Although some brides were kidnapped, marriage by purchase was the preferred method of obtaining a wife. The “bride price” could be land, social status, political alliances, or coinage. When translated, the Anglo-Saxon word “wedd” means that the groom would vow to marry a woman, but it also referred to the bride price (money or barter) to be paid by the groom to the bride's father.
The bridal shower
Bridal showers were meant to strengthen the ties between the bride and her friends, provide moral support, and help her prepare for her the rigours of married life. Gift giving showers date from the 1890s.
The buck’s night
In the city of Sparta during the height of Greek civilisation, soldiers were the first to hold stag parties. The groom would have a party for his friends the night before he was to marry. He would bid farewell to his bachelorhood and pledge his continued allegiance to his comrades in the field.
The white wedding dress
In 1499, Anne of Brittany popularised the white wedding gown. Prior to that time, a woman simply wore her best dress or a new dress without regard to the colour.
Something “old, new, borrowed and blue”
The tradition of carrying one or more items that are old, new, borrowed and blue comes from the English. Something old, signifying continuity, could be a piece of cloth, jewellery, or a treasured family heirloom. Something new, signifying optimism in the future, could be an article of clothing or the wedding rings. Something borrowed signifying future happiness, could be any item from a happily married relative or friend.

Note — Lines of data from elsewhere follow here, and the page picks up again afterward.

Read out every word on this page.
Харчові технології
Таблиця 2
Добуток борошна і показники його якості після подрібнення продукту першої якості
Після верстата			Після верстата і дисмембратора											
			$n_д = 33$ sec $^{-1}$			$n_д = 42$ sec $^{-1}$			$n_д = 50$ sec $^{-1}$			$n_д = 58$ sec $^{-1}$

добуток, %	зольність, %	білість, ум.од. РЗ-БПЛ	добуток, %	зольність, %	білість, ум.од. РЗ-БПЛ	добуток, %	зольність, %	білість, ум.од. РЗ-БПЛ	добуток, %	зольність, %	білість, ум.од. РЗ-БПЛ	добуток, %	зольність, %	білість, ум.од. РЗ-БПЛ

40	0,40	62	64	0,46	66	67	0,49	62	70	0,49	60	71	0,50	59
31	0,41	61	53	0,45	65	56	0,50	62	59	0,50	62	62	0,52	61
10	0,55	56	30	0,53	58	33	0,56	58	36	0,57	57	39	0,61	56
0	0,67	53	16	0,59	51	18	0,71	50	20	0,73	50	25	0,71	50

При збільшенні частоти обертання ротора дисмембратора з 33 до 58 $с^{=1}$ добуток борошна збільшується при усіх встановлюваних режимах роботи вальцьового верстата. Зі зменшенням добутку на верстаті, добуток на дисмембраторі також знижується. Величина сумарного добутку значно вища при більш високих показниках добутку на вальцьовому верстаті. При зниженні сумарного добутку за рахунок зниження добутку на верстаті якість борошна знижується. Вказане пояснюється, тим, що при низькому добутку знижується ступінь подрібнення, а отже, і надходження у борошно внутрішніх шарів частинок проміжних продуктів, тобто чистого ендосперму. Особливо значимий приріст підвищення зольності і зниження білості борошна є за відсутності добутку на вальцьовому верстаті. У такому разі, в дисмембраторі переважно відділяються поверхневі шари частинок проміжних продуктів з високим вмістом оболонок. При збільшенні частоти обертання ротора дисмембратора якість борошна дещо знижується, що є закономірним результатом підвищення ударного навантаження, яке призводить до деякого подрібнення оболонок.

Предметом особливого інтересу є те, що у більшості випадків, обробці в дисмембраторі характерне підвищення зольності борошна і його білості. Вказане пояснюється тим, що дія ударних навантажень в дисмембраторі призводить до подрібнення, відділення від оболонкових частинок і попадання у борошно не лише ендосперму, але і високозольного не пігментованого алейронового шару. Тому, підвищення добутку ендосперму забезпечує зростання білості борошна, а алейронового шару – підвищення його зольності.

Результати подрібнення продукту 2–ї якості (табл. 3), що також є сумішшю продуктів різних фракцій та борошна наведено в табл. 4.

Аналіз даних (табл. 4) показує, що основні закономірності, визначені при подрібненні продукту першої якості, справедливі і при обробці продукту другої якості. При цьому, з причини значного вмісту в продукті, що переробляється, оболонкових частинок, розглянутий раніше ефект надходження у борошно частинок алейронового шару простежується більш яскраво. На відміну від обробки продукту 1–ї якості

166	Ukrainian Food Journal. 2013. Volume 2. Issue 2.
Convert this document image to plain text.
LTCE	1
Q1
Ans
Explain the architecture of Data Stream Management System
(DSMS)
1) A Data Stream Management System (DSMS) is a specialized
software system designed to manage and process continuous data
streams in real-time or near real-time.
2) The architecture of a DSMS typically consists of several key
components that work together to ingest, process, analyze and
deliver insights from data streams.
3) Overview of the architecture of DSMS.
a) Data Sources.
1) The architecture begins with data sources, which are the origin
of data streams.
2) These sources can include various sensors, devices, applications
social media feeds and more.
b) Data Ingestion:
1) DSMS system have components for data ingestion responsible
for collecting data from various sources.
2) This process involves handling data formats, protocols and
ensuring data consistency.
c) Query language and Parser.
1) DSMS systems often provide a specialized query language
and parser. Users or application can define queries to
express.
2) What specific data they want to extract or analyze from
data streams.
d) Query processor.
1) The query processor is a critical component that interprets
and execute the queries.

Something blue, signifying modesty, fidelity and love, comes from early Jewish history. In early Biblical times, blue (not white) symbolised purity. Both the bride and groom usually wore a band of blue material around the bottom of their wedding attire, hence the tradition of “something blue”.
The wedding cake
In the first century BC in Rome, the cake was thrown at the bride or broken over her head as one of the many fertility symbols which were then an integral part of the marriage ceremony.
The best man
Among the Germanic Goths of Northern Europe in 200 AD, a man usually married a woman from within his own community. However when there were fewer women, the prospective bridegroom would capture his bride from a neighbouring village. The bridegroom was accompanied by his strongest friend (or best friend), whose purpose was to aid him in capturing a bride.
The garter and bridal bouquet toss
In parts of Europe, during the 14th century, having a piece of the bride's clothing was perceived to bring good luck. Guests would literally destroy the bride's dress by ripping off pieces of fabric. In order to prevent this, brides began throwing various items to the guests, the garter belt being one of the items. It became customary in the 14th century for the bride to toss her garter to the men. Sometimes the men would get drunk, become impatient, and try to remove the garter ahead of time. Therefore, the custom evolved for the groom to remove and toss the garter. With that change the bride started to toss the bridal bouquet to the unwed girls of marriageable age.
After procuring his bride, the groom would take her and go into hiding. By the time the bride's family tracked them down, the bride would probably already be pregnant! A “bride price” would then be negotiated.